LGTV TP21-infected 293T cells in 25-cm2 flasks were washed three times with cold PBS, lysed with 1 ml (or 3 ml for persistently infected cells in 75-cm2 flasks) of Trizol (Life Technologies, Carlsbad, CA), and immediately frozen at −80°C. Part (500 µl) of the lysate was combined with 500 µl of Trizol (Life Technologies, Carlsbad, CA) and 200 µl of 1-bromo-3-chloropropane (Sigma-Aldrich, St. Louis, MO). The mixture was vortexed for 15 s and centrifuged at 4°C at 16,000 × g for 15 min. The aqueous phase was removed and passed through a Qiagen QiaShredder column to fragment any remaining genomic DNA in the sample. To each sample, 600 µl of Qiagen RNeasy RLT buffer with 1% β-mercaptoethanol and 420 µl of 100% ethanol was added, and RNA purity and yield were determined by spectrophotometry. Ribo-Zero (Epicentre, Madison, WI) treatment of total RNA was performed to remove both cytoplasmic and mitochondrial rRNA. RNA integrity was analyzed with an Agilent 2100 Bioanalyzer (Agilent Technologies, Santa Clara, CA).

Additional purification was performed with Agencourt RNAClean XP beads (Beckman Coulter, Brea, CA), eluting in Elute, Prime, Fragment Mix (Illumina, San Diego, CA). The Illumina TruSeq RNA Sample Preparation kit v2 (Illumina, San Diego, CA) was used to complete library synthesis beginning at the fragmentation step. The number of amplification cycles was reduced to 10. Final bar-coded library products were quantified by quantitative PCR with a KAPA Illumina GA Library Quantification kit (KAPA Biosystems, Boston, MA) and sequenced on a HiSeq 2500 (Illumina) to produce paired, 100-bp reads. Sequence data were converted into BAM files, and LGTV TP21 genome sequence alignment visualization was done with the Integrated Genomics Viewer software (48, 49). Additional sequence analyses were carried out with the Lasergene software suite (DNASTAR, Madison, WI).

Oligonucleotides and PCR amplification of the LGTV genome from persistently infected cells.

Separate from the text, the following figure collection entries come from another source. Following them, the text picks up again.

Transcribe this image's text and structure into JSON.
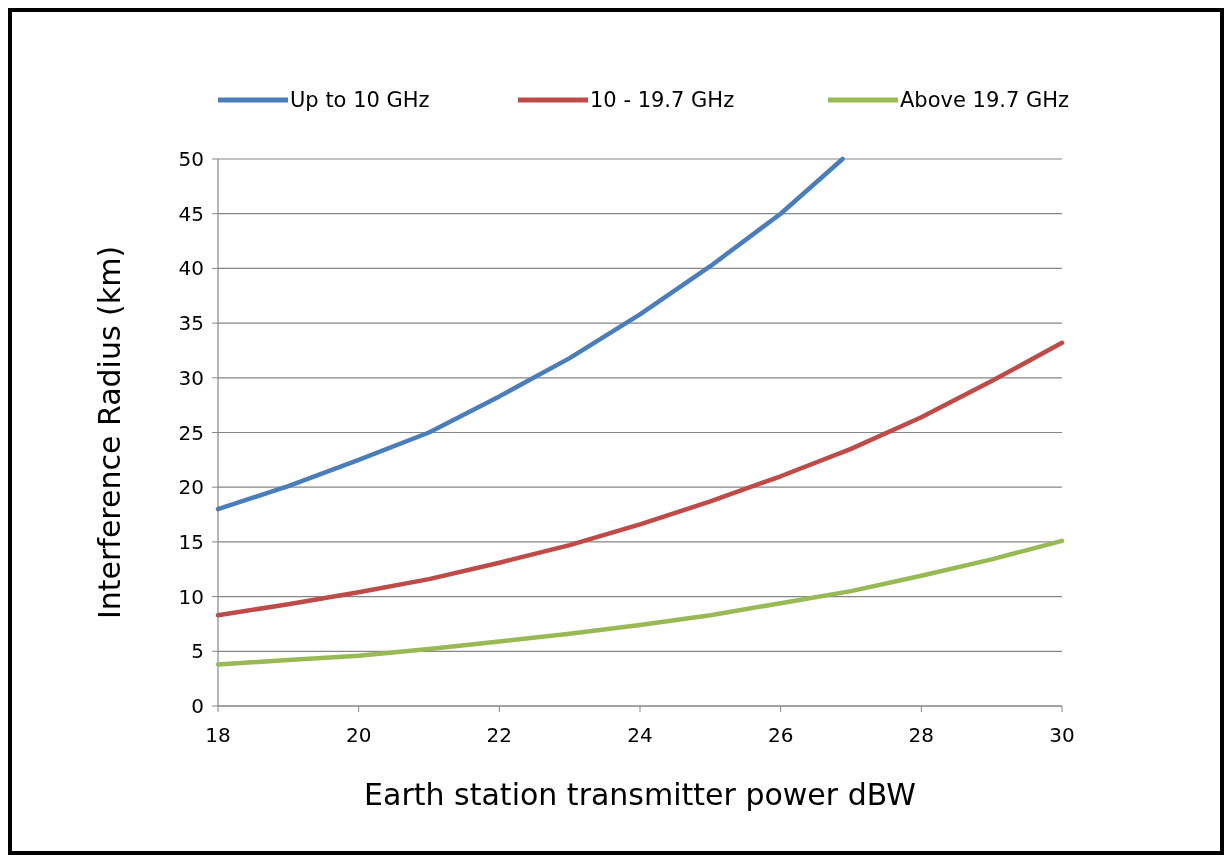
{
  "chart_data": {
    "type": "line",
    "xlabel": "Earth station transmitter power dBW",
    "ylabel": "Interference Radius (km)",
    "xlim": [
      18,
      30
    ],
    "xticks": [
      18,
      20,
      22,
      24,
      26,
      28,
      30
    ],
    "ylim": [
      0,
      50
    ],
    "yticks": [
      0,
      5,
      10,
      15,
      20,
      25,
      30,
      35,
      40,
      45,
      50
    ],
    "grid": "y",
    "legend": "top",
    "marker": "none",
    "line_style": "solid",
    "series": [
      {
        "name": "Up to 10 GHz",
        "color": "#4a7ebb",
        "x": [
          18,
          19,
          20,
          21,
          22,
          23,
          24,
          25,
          26,
          26.88
        ],
        "values": [
          18,
          20.1,
          22.5,
          25,
          28.3,
          31.8,
          35.8,
          40.2,
          45,
          50
        ]
      },
      {
        "name": "10 - 19.7 GHz",
        "color": "#be4b48",
        "x": [
          18,
          19,
          20,
          21,
          22,
          23,
          24,
          25,
          26,
          27,
          28,
          29,
          30
        ],
        "values": [
          8.3,
          9.3,
          10.4,
          11.6,
          13.1,
          14.7,
          16.6,
          18.7,
          21,
          23.5,
          26.4,
          29.7,
          33.2
        ]
      },
      {
        "name": "Above 19.7 GHz",
        "color": "#98b954",
        "x": [
          18,
          19,
          20,
          21,
          22,
          23,
          24,
          25,
          26,
          27,
          28,
          29,
          30
        ],
        "values": [
          3.8,
          4.2,
          4.6,
          5.2,
          5.9,
          6.6,
          7.4,
          8.3,
          9.4,
          10.5,
          11.9,
          13.4,
          15.1
        ]
      }
    ]
  }
}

The primer pairs used to amplify the LGTV TP21 genome in four fragments are listed in Table 1. The PCR mixture contained 1× Phusion buffer (Thermo Scientific, Atlanta, GA), 1 U of Phusion DNA polymerase, the forward and reverse primers at 0.4 mM each, and 0.4 mM deoxynucleoside triphosphates. PCR was performed for all fragments with a Bio-Rad Quad thermocycler under the following conditions: 95°C for 5 min; 30 cycles of denaturation at 95°C for 1 min, annealing at 61°C for 1 min, and extension 72°C for 3 min; and a final extension at 72°C for 7 min.